August 1, 2023
US accreditors are seeking the Biden administration’s help in unifying their approach to partisan attacks on higher education, while growing concerned that they are falling away as a priority in an especially busy policy environment.
The nation’s accreditation system, which typically resides in the background of policy debates, is coming under growing scrutiny at both the state and federal level as conservatives attacking higher education increasingly recognize its power.
That’s causing splits within the accreditation community, with some choosing to fight partisan onslaughts directly and others questioning if the benefit is worth the risk and harm.
“It’s a significant challenge,” said Jan Friis, senior vice-president for government affairs at the Council for Higher Education Accreditation, the chief US lobby group on accreditation. “And each accreditor has to face that in each state in which they operate based on the legislature.”

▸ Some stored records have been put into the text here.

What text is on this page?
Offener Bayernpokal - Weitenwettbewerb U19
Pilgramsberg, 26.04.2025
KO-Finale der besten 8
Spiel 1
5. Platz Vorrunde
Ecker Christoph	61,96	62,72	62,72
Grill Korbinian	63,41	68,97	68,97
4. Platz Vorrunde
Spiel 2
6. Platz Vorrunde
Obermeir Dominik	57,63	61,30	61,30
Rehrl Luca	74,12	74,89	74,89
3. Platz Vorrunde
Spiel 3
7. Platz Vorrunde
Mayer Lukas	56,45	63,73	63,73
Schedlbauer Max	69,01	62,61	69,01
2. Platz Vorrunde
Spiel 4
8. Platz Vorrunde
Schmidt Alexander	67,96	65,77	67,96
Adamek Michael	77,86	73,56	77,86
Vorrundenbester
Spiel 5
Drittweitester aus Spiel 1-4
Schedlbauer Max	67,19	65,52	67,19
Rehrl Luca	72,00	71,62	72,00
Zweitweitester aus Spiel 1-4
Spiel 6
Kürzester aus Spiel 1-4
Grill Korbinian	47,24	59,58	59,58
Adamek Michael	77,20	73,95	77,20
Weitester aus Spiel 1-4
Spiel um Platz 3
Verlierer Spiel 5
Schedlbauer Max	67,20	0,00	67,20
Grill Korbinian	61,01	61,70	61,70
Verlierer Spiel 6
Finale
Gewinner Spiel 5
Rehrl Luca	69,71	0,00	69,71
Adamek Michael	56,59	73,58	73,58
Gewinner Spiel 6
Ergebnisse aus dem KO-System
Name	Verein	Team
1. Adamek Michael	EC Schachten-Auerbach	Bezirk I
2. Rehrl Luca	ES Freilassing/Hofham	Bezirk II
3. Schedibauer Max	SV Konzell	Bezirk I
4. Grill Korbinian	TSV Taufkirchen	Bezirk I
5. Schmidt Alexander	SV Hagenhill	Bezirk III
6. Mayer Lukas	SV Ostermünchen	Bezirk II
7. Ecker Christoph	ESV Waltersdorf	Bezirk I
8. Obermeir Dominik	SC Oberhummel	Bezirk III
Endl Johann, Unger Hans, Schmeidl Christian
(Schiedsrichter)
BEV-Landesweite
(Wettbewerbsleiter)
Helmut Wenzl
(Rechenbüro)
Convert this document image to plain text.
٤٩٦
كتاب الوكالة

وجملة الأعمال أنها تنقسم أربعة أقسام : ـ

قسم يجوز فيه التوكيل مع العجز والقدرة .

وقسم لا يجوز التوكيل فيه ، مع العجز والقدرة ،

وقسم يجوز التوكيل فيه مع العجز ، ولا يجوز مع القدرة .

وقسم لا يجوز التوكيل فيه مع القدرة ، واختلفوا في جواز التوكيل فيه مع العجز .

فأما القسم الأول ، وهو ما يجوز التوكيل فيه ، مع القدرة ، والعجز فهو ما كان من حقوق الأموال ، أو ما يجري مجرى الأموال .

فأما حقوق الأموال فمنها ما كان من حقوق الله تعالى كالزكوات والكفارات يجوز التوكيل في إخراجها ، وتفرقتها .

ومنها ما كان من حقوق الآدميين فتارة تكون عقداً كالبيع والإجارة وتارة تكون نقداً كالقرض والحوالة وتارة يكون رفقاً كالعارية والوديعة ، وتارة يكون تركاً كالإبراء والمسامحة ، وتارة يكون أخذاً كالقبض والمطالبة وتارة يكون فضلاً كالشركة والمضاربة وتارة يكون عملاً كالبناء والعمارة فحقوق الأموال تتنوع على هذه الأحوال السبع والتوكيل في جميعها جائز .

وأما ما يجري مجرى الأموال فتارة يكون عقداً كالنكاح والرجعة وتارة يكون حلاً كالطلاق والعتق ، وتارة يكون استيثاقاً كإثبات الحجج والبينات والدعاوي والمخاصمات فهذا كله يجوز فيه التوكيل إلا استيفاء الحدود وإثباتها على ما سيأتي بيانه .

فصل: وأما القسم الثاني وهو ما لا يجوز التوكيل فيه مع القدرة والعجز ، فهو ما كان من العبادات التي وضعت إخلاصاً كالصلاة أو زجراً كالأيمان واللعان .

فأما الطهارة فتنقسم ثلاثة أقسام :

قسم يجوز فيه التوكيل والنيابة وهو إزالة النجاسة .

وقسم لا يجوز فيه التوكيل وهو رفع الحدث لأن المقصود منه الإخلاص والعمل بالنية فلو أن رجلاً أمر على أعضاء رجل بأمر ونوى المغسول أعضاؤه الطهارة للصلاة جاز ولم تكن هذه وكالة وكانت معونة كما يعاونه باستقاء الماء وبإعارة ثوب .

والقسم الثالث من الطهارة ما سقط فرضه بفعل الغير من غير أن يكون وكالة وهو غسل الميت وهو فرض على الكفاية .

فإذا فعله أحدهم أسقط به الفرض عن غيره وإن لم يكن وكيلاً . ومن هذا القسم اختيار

The two top Republican presidential contenders, Donald Trump and Ron DeSantis, are among several leading party voices who have promised to break or redirect the control that accreditors hold over universities as a result of their gatekeeping role in making institutions eligible for federal student aid.
That power held by accreditors rarely commands attention outside academia. But one of the six major regional accrediting agencies, the Southern Association of Colleges and Schools Commission on Colleges (SACS), got noticed by intervening twice in recent years in politically fraught cases in Florida and North Carolina.